First, all death rates were based on deaths by place of occurrence rather
than place of residence, and some decedents might not have resided in the
six states that provided data. However, 2002 NVSS data indicate that the numbers
of resident and occurrent homicides in these six states combined differed
by only 1.7%, and the difference was only 0.7% with respect to suicides. Therefore,
occurrent deaths are acceptable substitutes for resident deaths. Second, preliminary
NVDRS data might differ from final NVDRS data if late cases are added to the
system. Third, NVDRS data might differ from data generated from NVSS because
the NVDRS classification of a death might differ from the way a death is recorded
on a death certificate in a limited number of cases.

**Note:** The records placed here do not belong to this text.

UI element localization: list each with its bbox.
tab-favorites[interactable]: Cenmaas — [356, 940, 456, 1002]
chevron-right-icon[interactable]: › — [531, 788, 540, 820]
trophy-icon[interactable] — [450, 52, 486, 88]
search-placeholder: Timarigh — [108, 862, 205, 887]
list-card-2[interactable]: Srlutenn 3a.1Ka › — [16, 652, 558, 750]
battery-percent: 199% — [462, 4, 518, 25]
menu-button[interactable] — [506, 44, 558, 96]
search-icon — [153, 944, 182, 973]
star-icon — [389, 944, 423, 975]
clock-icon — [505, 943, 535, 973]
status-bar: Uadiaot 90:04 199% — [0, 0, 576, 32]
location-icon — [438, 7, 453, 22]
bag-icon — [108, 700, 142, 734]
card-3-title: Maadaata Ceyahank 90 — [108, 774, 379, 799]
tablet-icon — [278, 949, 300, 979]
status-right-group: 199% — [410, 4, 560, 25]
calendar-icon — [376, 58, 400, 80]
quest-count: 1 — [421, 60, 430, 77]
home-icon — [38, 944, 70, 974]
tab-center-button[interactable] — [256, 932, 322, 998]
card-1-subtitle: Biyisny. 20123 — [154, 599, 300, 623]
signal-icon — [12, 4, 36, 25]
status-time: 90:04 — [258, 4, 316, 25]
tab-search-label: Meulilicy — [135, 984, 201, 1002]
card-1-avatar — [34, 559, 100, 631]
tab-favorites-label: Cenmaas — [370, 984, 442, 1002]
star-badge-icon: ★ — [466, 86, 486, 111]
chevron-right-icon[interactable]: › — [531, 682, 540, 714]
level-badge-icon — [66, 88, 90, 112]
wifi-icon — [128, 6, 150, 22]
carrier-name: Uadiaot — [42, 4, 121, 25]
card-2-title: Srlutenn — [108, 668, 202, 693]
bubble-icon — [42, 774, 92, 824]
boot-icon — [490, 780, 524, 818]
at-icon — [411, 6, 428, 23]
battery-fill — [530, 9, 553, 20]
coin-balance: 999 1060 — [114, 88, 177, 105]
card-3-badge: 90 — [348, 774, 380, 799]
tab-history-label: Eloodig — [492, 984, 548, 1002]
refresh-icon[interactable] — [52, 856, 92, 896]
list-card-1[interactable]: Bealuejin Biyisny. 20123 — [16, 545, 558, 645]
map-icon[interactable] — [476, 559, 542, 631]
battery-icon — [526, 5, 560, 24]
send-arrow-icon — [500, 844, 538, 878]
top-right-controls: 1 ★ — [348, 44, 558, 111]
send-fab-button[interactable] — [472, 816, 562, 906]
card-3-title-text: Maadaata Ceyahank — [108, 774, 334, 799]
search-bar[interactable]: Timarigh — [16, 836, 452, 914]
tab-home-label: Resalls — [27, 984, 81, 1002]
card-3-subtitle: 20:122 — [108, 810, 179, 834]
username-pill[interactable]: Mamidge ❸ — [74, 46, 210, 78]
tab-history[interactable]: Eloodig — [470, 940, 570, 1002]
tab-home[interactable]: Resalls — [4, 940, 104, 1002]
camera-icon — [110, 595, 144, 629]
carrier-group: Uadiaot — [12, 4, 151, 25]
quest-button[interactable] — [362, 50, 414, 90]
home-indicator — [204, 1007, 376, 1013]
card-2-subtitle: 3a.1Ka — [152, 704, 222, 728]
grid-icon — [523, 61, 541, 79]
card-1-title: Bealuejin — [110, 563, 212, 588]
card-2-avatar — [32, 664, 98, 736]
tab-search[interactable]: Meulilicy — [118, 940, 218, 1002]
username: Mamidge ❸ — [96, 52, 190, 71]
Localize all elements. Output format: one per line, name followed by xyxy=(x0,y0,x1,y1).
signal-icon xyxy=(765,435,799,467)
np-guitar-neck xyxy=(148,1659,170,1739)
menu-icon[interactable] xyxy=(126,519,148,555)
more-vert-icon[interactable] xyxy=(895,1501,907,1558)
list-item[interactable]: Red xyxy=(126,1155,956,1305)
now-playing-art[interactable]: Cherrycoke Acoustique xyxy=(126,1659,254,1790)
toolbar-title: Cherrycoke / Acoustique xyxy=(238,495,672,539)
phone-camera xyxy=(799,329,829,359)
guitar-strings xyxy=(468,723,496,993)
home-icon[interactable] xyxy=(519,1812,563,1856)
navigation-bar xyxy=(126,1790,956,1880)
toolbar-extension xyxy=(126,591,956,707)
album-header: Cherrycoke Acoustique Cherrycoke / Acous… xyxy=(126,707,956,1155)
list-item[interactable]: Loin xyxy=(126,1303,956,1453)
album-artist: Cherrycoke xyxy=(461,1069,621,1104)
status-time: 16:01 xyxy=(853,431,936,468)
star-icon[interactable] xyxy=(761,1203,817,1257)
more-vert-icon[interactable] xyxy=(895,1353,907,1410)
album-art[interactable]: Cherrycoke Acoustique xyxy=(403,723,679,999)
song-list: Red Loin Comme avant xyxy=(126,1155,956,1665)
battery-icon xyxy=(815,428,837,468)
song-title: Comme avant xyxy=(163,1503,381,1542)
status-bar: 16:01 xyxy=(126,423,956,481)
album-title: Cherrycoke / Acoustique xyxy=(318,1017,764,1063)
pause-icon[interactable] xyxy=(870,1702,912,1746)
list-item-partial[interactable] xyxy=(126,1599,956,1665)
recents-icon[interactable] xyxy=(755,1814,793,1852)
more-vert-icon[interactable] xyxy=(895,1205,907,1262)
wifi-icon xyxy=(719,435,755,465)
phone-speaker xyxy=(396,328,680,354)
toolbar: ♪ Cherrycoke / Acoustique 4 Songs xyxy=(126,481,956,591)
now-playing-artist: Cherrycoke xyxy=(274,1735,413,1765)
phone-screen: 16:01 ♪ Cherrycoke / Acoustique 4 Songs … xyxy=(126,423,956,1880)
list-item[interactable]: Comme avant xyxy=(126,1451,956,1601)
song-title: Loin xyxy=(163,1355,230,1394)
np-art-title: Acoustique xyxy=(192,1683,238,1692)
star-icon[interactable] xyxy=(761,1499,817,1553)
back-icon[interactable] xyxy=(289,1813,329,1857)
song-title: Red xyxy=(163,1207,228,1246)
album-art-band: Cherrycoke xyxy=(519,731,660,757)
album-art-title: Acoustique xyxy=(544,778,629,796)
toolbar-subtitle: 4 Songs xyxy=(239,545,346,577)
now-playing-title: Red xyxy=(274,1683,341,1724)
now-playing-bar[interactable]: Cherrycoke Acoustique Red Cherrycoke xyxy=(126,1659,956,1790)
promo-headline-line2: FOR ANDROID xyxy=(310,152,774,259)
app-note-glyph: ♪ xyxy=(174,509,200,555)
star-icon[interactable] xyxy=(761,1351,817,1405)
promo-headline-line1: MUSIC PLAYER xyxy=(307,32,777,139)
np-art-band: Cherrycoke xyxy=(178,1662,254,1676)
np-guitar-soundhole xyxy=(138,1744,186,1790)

Although only six states began collecting data in 2003, NVDRS is now
funding programs in 11 additional states† to collect data on violent
deaths and submit these data to CDC. Further studies using NVDRS data will
allow interpretation of broader trends across more states. Analyzing data
on the circumstances associated with violent deaths should provide a better
understanding of personal and social risk factors for violence and help identify
potential prevention opportunities. Reviews of promising strategies conclude
that those simultaneously addressing multiple risk factors for violence are
most likely to be effective.7-9
The findings in this report are based, in part, on contributions by
L Frazier Jr, MSPH, K Webb, J Vigeant, L Annest, PhD, other staff of the Office
of Statistics and Programming, National Center for Injury Prevention and Control,
REFERENCES: 9 available
*Maryland, Massachusetts, New Jersey, Oregon, South Carolina, and Virginia
†Alaska, California, Colorado, Connecticut, Georgia, New Mexico,
North Carolina, Oklahoma, Rhode Island, Utah, and Wisconsin.